Oh, well. So much for that idea. Dad wrote ANDREA YOUNG on his yellow legal pad.
“If we invite Andrea,” said my mom, “we have to invite Emily.”
WHAT?! Emily is Andrea’s little crybaby friend, and she’s equally annoying.
“Why do we have to invite Emily?” I shouted. “You don’t play tennis with Emily’s mother.”
“Andrea and Emily are best friends,” my mom explained. “It wouldn’t be right to invite Andrea to your party and not invite Emily. It would hurt Emily’s feelings.”
“So let’s not invite either of them!” I said.
Dad wrote EMILY on his yellow legal pad. Then he asked, “What about Mr. Cooper?”
“Oh yes!” agreed my mom. “Mr. Cooper has been so nice to you this year.”
WHAT?! I don’t want my teacher to be at my birthday party! He would spend the whole time telling us to stop talking and line up in size order.
“Why would Mr. Cooper want to come to a Star Wars party?” I asked.
At that point, my parents were just ignoring me.
“. . . and Mr. Klutz and Mrs. Roopy and Ms. Hannah and Miss Small . . .”
Dad wrote a bunch more names on the yellow legal pad.
This party was going to be the worst thing to happen since National Poetry Month! I wanted to go run away to Antarctica and live with the penguins.
It felt like a million hundred days until my birthday finally arrived.

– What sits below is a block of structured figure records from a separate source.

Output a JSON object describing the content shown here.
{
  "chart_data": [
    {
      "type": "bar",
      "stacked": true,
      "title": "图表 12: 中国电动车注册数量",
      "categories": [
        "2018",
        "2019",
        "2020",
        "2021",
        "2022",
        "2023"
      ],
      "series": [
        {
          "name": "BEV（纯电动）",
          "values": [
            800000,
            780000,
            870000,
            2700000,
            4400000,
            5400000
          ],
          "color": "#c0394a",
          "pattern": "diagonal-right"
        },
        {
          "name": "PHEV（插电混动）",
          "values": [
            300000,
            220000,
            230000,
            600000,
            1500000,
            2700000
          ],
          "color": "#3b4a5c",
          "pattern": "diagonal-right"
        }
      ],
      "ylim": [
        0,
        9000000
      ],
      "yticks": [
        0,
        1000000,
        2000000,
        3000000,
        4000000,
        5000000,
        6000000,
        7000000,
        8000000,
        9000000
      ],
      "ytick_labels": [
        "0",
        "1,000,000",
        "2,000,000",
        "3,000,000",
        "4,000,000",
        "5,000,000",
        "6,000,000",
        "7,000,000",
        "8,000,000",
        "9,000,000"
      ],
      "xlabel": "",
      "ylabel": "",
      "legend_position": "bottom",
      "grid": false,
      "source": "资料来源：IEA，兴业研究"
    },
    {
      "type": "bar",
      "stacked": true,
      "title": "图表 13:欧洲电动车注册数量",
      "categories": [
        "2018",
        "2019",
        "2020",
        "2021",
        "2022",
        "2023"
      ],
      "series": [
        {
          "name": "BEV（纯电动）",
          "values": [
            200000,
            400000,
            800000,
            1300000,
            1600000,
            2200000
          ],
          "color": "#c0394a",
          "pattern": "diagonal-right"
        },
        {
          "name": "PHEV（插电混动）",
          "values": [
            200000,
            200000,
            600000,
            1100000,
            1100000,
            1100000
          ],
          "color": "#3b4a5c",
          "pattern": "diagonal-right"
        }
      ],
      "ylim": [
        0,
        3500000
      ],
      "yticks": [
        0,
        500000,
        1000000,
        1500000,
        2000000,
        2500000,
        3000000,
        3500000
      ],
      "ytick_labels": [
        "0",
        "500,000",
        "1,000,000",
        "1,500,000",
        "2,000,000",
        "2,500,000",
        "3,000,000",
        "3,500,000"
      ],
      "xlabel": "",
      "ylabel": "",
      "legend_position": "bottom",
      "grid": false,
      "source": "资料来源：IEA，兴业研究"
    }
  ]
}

It was a sunny day, so that meant we could have the party in our backyard instead of inside the house. Yay! Outdoor birthday parties are way more fun than indoor birthday parties. That’s the first rule of birthday parties.
About nine
o’clock in the morning, a truck came and dropped off three porta potties in our backyard. It didn’t occur to me that if you’re going to have a bunch of people over to your house, you’re going to need more bathrooms.
“Wow, I’m glad we hired Mr. Marty,” said my mom. “He thinks of everything. That’s why he’s the number one party planner in the area.”
“I guess he’s also the number two party planner in the area,” my dad said. Then he started cracking up even though he didn’t say anything funny.
The porta potty said “MR. JOHN” on it. My parents told me that toilets used to be called “johns.” Nobody knows why. I’m just glad my name isn’t John, because then it would be like I was a toilet.
Soon the doorbell rang. My mom went to answer it. And you’ll never believe who poked his head into the door at that moment.
Nobody! Poking your head into a door would hurt. I thought we went over that in Chapter 2.
But you’ll never believe who poked his head into the doorway.
It was Mr. Marty. He had the Mini-Marty sock puppet on his hand, of course.
“Happy birthday, A.J!” said Mini-Marty. “You’re going to have a fabulous party. Are you folks excited? This is going to be amazing! Darth Vader will be here any minute. The pizza should be here at noon. Blah blah blah blah blah blah blah blah blah blah blah blah blah . . .”
He went on like that for a while. Mr. Marty gave my parents some papers to sign, and they gave him a credit card to pay for the party. While they were doing that, the doorbell rang again.
“I’ll get it!” I yelled. “It’s probably Ryan, Michael, and Neil.”
But it wasn’t my friends. You’ll never believe who walked into the door at that moment.
Nobody! Aren’t you paying attention? We just discussed this a few sentences ago! But you’ll never believe who walked into the doorway.
It was Darth Vader! Yes! The real Darth Vader!
Well, Darth Vader is just a character in the movies, so there’s no real Darth Vader. But it was a guy in a real Darth Vader costume, and that’s pretty cool. He was tall and scary looking, and he had his lightsaber with him. I couldn’t believe the famous Darth Vader was standing right in front of me, staring me in the face.